The problem here is that the amount of sales tax advisory opinions issued by the Tax Department has been diminishing precipitously over the past several years. Take a look at the chart below:
Year |
No. of SUT AOs Issued |
2019 |
1 |
2018 |
5 |
2017 |
23 |
2016 |
34 |
2015 |
53 |
I can appreciate that the Tax Department has limited resources and we applaud the fact that among the state tax authorities, it certainly publishes more guidance than most (some states don’t even have a formal means to petition for guidance). But this rate of decline in sales tax opinions is alarming. Moreover, the amount of time it takes to receive an advisory opinion these days makes them effectively useless. We previously wrote about this here. Based on our experience and anecdotal information from other taxpayers and practitioners, we’ve been telling taxpayer that are considering getting a sales tax advisory opinion that they better be willing to wait for two to three years. Even with New York’s generous voluntary disclosure program, this incubation period typically proves untenable for most taxpayers.

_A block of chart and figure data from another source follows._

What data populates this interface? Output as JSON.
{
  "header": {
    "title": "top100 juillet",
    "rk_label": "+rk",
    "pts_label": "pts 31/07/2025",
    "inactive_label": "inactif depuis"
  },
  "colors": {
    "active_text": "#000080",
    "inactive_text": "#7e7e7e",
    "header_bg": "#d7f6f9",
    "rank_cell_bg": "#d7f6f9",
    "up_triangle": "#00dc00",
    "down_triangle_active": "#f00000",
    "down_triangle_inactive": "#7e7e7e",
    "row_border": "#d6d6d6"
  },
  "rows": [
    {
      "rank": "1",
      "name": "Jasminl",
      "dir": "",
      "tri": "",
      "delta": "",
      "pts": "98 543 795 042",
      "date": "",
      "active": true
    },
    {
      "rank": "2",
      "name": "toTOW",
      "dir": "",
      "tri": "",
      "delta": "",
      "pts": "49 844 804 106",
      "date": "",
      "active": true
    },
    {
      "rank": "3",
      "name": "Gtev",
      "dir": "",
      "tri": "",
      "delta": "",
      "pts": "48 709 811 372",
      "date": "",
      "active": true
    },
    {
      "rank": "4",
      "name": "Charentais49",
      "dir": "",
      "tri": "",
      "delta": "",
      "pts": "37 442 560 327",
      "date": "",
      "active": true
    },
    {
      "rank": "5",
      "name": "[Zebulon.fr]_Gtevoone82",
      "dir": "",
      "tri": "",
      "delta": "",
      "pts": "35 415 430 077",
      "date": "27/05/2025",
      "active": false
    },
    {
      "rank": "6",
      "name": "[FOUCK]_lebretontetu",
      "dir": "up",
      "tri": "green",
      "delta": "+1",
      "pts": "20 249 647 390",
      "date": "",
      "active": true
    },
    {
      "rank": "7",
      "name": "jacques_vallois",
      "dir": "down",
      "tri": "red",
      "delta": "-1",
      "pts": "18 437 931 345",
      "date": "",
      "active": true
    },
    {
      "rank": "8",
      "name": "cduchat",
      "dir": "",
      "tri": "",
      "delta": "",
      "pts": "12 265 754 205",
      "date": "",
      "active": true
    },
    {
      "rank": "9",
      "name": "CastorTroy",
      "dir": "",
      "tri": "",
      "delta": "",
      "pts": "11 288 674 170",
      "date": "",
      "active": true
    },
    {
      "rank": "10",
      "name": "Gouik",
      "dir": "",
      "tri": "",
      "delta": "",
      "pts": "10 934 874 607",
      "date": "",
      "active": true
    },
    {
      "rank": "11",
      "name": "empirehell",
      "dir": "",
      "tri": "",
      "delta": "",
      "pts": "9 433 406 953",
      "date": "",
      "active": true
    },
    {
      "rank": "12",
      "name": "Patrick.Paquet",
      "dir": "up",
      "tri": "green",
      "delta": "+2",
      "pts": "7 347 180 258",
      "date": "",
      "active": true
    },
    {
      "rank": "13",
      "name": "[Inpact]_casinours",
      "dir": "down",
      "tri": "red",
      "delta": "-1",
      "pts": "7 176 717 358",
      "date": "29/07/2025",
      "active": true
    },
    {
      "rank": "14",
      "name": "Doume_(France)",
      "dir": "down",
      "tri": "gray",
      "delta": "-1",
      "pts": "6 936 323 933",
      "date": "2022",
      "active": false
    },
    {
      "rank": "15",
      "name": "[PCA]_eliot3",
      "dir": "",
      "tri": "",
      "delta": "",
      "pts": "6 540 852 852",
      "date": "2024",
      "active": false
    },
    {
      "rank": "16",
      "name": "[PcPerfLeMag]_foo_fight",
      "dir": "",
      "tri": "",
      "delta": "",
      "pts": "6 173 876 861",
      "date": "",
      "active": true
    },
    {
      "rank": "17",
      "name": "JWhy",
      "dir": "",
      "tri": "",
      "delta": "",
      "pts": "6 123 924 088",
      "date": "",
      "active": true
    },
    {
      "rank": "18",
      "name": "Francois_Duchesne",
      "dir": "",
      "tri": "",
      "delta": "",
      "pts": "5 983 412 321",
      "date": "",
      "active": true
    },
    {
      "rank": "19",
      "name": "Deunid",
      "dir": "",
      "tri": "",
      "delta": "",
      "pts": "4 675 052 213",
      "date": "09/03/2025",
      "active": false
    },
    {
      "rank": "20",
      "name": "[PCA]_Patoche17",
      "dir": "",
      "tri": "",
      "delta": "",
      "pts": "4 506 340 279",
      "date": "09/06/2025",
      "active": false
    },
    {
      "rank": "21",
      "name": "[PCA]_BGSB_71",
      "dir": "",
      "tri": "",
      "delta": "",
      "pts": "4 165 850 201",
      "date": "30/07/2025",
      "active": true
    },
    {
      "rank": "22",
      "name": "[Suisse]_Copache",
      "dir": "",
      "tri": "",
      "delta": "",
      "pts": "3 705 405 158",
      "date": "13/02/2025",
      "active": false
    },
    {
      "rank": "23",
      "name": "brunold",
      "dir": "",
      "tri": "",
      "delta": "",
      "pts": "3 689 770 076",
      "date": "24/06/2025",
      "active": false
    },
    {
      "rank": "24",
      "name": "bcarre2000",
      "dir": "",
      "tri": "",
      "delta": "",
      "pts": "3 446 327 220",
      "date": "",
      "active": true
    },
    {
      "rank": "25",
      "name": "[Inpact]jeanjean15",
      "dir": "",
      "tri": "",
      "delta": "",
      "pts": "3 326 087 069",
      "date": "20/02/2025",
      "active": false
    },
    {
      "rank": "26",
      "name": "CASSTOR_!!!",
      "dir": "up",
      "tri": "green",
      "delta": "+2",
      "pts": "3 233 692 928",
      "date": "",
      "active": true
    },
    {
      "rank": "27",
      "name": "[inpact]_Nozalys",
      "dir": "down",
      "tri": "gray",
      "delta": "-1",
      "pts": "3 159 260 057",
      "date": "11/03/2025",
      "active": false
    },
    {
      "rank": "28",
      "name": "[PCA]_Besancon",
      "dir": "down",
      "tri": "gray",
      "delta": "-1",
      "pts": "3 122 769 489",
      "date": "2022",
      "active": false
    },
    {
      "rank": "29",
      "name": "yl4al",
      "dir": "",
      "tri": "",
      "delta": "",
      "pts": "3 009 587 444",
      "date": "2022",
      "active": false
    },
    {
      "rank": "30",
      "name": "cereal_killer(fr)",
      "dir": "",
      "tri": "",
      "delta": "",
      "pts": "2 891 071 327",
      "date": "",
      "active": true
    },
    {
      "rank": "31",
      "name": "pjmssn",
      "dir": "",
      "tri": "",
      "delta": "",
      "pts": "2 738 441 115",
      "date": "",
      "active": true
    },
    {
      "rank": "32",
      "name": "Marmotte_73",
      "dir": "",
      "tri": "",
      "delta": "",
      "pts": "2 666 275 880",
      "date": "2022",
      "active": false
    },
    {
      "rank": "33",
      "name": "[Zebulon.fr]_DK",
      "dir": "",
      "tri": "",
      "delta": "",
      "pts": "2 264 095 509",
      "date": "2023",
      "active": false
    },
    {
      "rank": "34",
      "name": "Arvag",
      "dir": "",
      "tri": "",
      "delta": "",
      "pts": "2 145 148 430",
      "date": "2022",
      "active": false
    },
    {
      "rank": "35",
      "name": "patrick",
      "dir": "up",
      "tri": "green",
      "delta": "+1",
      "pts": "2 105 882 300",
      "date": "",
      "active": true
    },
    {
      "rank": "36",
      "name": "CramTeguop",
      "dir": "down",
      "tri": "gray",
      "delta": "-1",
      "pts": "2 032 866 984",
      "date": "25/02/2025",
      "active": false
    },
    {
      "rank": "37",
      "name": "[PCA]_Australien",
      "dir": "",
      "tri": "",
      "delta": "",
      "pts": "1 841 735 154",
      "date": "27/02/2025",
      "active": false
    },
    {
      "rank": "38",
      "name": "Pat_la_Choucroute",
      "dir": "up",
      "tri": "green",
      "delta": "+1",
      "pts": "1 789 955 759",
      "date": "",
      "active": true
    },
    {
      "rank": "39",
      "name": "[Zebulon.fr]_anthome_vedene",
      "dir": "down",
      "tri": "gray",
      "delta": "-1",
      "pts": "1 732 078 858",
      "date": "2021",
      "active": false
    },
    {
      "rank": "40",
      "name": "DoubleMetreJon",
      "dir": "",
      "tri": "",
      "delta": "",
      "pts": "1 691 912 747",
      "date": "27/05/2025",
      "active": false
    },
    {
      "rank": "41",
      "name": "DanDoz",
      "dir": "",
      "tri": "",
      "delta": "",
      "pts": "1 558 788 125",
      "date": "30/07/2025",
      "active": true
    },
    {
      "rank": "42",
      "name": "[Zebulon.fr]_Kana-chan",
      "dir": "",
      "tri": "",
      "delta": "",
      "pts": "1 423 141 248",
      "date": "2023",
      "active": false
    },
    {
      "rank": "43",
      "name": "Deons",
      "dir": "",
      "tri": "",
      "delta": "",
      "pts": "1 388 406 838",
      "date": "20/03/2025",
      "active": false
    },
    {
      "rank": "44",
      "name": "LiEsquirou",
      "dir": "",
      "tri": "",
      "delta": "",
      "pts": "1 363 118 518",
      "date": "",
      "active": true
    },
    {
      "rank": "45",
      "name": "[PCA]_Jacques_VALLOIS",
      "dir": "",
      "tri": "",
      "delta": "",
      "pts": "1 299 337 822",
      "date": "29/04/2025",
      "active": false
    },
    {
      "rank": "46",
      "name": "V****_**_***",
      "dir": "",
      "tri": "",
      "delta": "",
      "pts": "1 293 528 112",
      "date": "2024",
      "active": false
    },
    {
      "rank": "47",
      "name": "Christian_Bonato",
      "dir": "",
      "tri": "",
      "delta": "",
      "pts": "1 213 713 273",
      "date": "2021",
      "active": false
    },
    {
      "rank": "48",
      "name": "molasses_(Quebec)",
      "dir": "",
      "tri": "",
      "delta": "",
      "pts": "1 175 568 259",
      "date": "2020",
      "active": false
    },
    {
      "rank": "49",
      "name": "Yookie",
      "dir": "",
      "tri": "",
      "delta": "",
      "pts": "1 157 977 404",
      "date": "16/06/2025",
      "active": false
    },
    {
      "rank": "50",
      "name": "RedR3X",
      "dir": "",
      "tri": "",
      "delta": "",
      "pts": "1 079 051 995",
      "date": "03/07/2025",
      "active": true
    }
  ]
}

Unfortunately the stakes for getting sales tax compliance wrong are grave either way: if a business doesn’t charge tax but should have, it is liable for the unpaid tax, interest and possible penalties (this includes personal liability for those running the business). And if it charges sales tax but shouldn’t have, it is vulnerable to class action “overcollection” lawsuits brought by its customers. This was a significant concern for one of the largest technology retailers in a recent case.
So consider this post to be a plea to the powers-that-be to increase the resources available to the Tax Department for sales tax advisory opinions. These opinions are particularly vital to sales tax voluntary compliance (much moreso that for other taxes). We whole-heartedly support the allocation of some additional revenue to hire a few more attorneys in the Tax Department’s Office of Counsel to help churn out more advisory opinions.
The students are here. We’re waiting for the master to (re)appear.